Total agreement with other selves and structured reflection are difficult for me but I strongly believe that inter-personal dialogue (between selves) and reflection creates future knowledge by constantly revisiting narratives of where we once were and where we have been in our lived experiences; it is via this process that, consciously or unconsciously, we shape our ‘self’. By accumulating knowledge one is then in a position to recreate these structures by putting one’s ‘self’ in the very structures it was once part of; only, after the self has negotiated with this environment can this newly qualified ‘self’ approach these structures from a completely different perspective.

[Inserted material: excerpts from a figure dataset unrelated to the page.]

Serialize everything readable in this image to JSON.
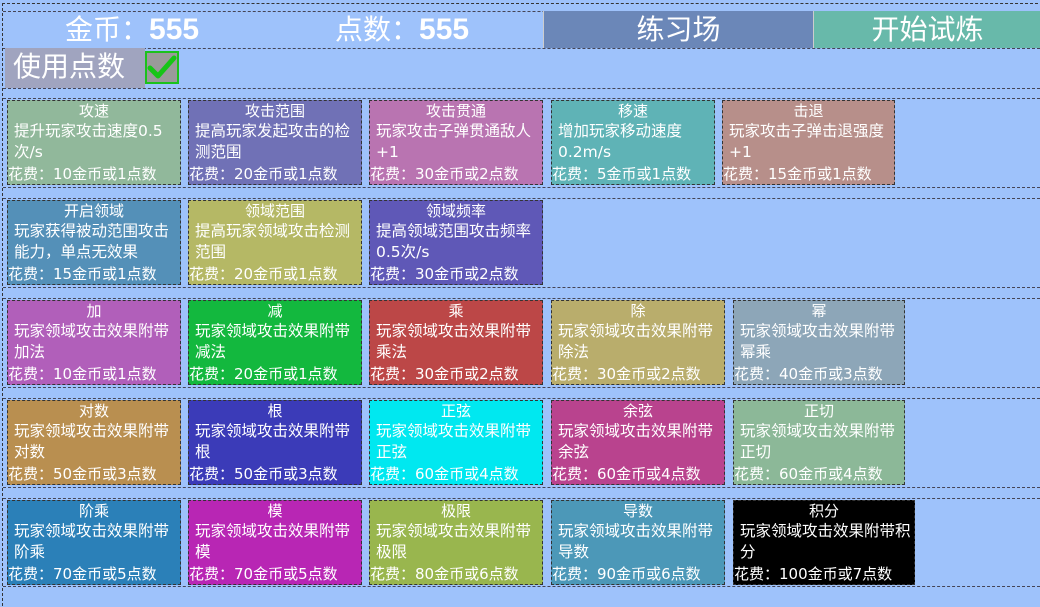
{
  "header": {
    "gold_label": "金币：",
    "gold_value": "555",
    "points_label": "点数：",
    "points_value": "555",
    "practice_button": "练习场",
    "start_button": "开始试炼",
    "practice_color": "#6b87b8",
    "start_color": "#68b9aa"
  },
  "use_points": {
    "label": "使用点数",
    "checked": true
  },
  "rows": [
    [
      {
        "title": "攻速",
        "desc": "提升玩家攻击速度0.5次/s",
        "cost": "花费：10金币或1点数",
        "color": "#91b89b"
      },
      {
        "title": "攻击范围",
        "desc": "提高玩家发起攻击的检测范围",
        "cost": "花费：20金币或1点数",
        "color": "#7071b6"
      },
      {
        "title": "攻击贯通",
        "desc": "玩家攻击子弹贯通敌人+1",
        "cost": "花费：30金币或2点数",
        "color": "#b974b1"
      },
      {
        "title": "移速",
        "desc": "增加玩家移动速度0.2m/s",
        "cost": "花费：5金币或1点数",
        "color": "#5fb3b6"
      },
      {
        "title": "击退",
        "desc": "玩家攻击子弹击退强度+1",
        "cost": "花费：15金币或1点数",
        "color": "#b78f8a"
      }
    ],
    [
      {
        "title": "开启领域",
        "desc": "玩家获得被动范围攻击能力，单点无效果",
        "cost": "花费：15金币或1点数",
        "color": "#5490b8"
      },
      {
        "title": "领域范围",
        "desc": "提高玩家领域攻击检测范围",
        "cost": "花费：20金币或1点数",
        "color": "#b5b865"
      },
      {
        "title": "领域频率",
        "desc": "提高领域范围攻击频率0.5次/s",
        "cost": "花费：30金币或2点数",
        "color": "#5f58b7"
      }
    ],
    [
      {
        "title": "加",
        "desc": "玩家领域攻击效果附带加法",
        "cost": "花费：10金币或1点数",
        "color": "#b15fba"
      },
      {
        "title": "减",
        "desc": "玩家领域攻击效果附带减法",
        "cost": "花费：20金币或1点数",
        "color": "#13b83e"
      },
      {
        "title": "乘",
        "desc": "玩家领域攻击效果附带乘法",
        "cost": "花费：30金币或2点数",
        "color": "#bc4747"
      },
      {
        "title": "除",
        "desc": "玩家领域攻击效果附带除法",
        "cost": "花费：30金币或2点数",
        "color": "#b9ad6c"
      },
      {
        "title": "幂",
        "desc": "玩家领域攻击效果附带幂乘",
        "cost": "花费：40金币或3点数",
        "color": "#8da6b8"
      }
    ],
    [
      {
        "title": "对数",
        "desc": "玩家领域攻击效果附带对数",
        "cost": "花费：50金币或3点数",
        "color": "#b98f50"
      },
      {
        "title": "根",
        "desc": "玩家领域攻击效果附带根",
        "cost": "花费：50金币或3点数",
        "color": "#3b3bb8"
      },
      {
        "title": "正弦",
        "desc": "玩家领域攻击效果附带正弦",
        "cost": "花费：60金币或4点数",
        "color": "#00e8f0"
      },
      {
        "title": "余弦",
        "desc": "玩家领域攻击效果附带余弦",
        "cost": "花费：60金币或4点数",
        "color": "#b9438e"
      },
      {
        "title": "正切",
        "desc": "玩家领域攻击效果附带正切",
        "cost": "花费：60金币或4点数",
        "color": "#8cb898"
      }
    ],
    [
      {
        "title": "阶乘",
        "desc": "玩家领域攻击效果附带阶乘",
        "cost": "花费：70金币或5点数",
        "color": "#2b80b8"
      },
      {
        "title": "模",
        "desc": "玩家领域攻击效果附带模",
        "cost": "花费：70金币或5点数",
        "color": "#b826b4"
      },
      {
        "title": "极限",
        "desc": "玩家领域攻击效果附带极限",
        "cost": "花费：80金币或6点数",
        "color": "#99b64e"
      },
      {
        "title": "导数",
        "desc": "玩家领域攻击效果附带导数",
        "cost": "花费：90金币或6点数",
        "color": "#4c98b8"
      },
      {
        "title": "积分",
        "desc": "玩家领域攻击效果附带积分",
        "cost": "花费：100金币或7点数",
        "color": "#000000"
      }
    ]
  ]
}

The phenomenological transition from pupil to student, student to teacher, teacher to academic, non person to citizen to self comes to fruition by hard work, sacrifice and discipline. Although, when the self takes this lived experience and surpasses its original restrictions, the self becomes a more wisely, more learned, more patient self who’s main desire is to impart, create and assist others in discovering this ‘spark’, within themselves. Others feed and nurture the individual’s discovery of self until it eventually realises that it too has become the teacher, the passer on of learning, of discovery and of self. The self has become, or rather, is always becoming, itself.